No. The output is plain text only. Multi-column layouts are extracted as interleaved lines (see examples above). Tables lose their grid structure and become rows of plain text. If you need a formatted, editable Word document from a PDF, use a dedicated PDF to DOCX tool — this extractor is for raw text content only.

Can I extract tables accurately from a PDF?

Not with this tool — tables are extracted as plain text with no column alignment. For accurate table extraction, use a tool specifically designed for it: pdfplumber (Python), Camelot (Python), Tabula (Java/desktop app), or Adobe Acrobat Pro. These tools detect table structure and can export to CSV or Excel.

How do I handle special characters or symbols that extract incorrectly?

Some PDFs use custom font encodings for symbols, mathematical notation, or ligatures (fi, fl) that PDF.js cannot decode cleanly. These may appear as question marks, boxes, or garbled sequences. For critical passages with special characters, copy those specific sections manually from the PDF viewer as a fallback. For scientific/mathematical PDFs, tools like MathPix or pdfminer are better suited.

Is this tool suitable for legal documents?

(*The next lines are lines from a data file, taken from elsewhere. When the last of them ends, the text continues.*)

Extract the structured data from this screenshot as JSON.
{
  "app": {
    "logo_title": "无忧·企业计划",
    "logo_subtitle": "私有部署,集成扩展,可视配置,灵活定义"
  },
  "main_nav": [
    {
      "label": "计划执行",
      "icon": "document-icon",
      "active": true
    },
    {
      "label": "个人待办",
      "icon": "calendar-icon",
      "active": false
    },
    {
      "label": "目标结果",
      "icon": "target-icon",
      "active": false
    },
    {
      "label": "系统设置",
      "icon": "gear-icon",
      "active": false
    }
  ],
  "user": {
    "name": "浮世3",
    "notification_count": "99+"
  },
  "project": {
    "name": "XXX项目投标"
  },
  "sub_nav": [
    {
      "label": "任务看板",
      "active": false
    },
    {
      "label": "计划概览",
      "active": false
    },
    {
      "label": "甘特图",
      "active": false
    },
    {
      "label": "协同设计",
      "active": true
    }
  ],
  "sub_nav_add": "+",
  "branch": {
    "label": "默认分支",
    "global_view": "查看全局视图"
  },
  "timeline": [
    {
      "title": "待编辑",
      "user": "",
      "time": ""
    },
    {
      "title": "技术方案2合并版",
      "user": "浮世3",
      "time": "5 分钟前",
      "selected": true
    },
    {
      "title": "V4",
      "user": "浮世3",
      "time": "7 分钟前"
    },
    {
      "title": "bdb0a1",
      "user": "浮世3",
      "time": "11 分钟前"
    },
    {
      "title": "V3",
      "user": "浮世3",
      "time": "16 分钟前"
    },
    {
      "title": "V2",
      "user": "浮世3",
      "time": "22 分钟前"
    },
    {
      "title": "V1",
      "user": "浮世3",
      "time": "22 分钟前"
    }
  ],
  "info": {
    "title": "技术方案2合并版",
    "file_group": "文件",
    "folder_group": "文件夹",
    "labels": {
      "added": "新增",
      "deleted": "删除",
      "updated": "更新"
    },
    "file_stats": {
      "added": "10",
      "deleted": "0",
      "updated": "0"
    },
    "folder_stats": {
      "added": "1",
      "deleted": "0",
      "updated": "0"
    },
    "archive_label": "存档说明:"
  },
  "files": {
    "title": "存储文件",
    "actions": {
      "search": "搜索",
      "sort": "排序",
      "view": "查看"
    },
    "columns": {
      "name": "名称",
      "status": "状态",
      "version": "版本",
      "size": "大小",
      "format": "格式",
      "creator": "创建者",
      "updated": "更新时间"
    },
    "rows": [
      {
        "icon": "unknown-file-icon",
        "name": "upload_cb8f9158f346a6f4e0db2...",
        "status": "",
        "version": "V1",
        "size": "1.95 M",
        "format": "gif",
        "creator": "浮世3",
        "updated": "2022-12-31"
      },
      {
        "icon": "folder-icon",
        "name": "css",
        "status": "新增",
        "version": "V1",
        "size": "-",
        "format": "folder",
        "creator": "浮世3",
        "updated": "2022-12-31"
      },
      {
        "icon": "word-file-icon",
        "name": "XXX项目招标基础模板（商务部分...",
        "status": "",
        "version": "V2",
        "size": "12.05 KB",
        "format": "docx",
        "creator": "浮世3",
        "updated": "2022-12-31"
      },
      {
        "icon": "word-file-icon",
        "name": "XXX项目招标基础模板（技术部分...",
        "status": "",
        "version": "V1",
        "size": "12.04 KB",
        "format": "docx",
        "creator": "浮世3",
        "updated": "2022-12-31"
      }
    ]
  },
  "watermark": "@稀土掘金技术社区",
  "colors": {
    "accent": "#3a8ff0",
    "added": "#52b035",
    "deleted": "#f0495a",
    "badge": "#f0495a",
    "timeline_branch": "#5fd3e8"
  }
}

Yes — with two conditions. First, the PDF must be text-based (not scanned). Most modern legal documents — digitally signed contracts, court filings generated by software, digital deeds — are text-based. Second, since the tool is browser-based and nothing leaves your device, it is safe for confidential legal material. The extracted text is plain, so you lose formatting, but the content is preserved verbatim.

What is the maximum amount of text that can be extracted?

The tool caps extracted text at 1 MB of characters — roughly equivalent to a 175,000-word document. In practice, even very long PDFs will not approach this limit. If the text exceeds 1 MB, the tool suggests splitting the PDF first with the PDF Splitter.

Can I extract text from a password-protected PDF?

No. Encrypted PDFs cannot be read by the tool. Remove the password first — in most PDF viewers you can go to File → Save As or print to PDF to create an unprotected copy, then extract from that.

What is the word count and character count shown after extraction for?

The word count is useful for: (1) checking if a document fits within an AI model's context window before pasting; (2) verifying length for content systems with limits; (3) understanding reading time. For a more detailed word frequency analysis or readability score, paste the extracted text into the Word Counter tool.

Does the tool work on mobile?

Yes. The tool runs in any modern mobile browser (Safari on iOS 15+, Chrome for Android). For large PDFs on mobile, split the file first with the PDF Splitter to reduce processing load — expect slightly slower extraction on mobile due to reduced RAM and CPU compared to desktop.

Is there a daily limit?

No. Since the tool runs entirely in your browser with no server involvement, there are no daily limits, rate limits, or usage caps. Extract as many PDFs as you need.

Can I extract text from only specific pages?

The tool extracts text from all pages. To extract text from a specific page range, first use the PDF Splitter to isolate those pages as a separate PDF, then extract from that smaller file.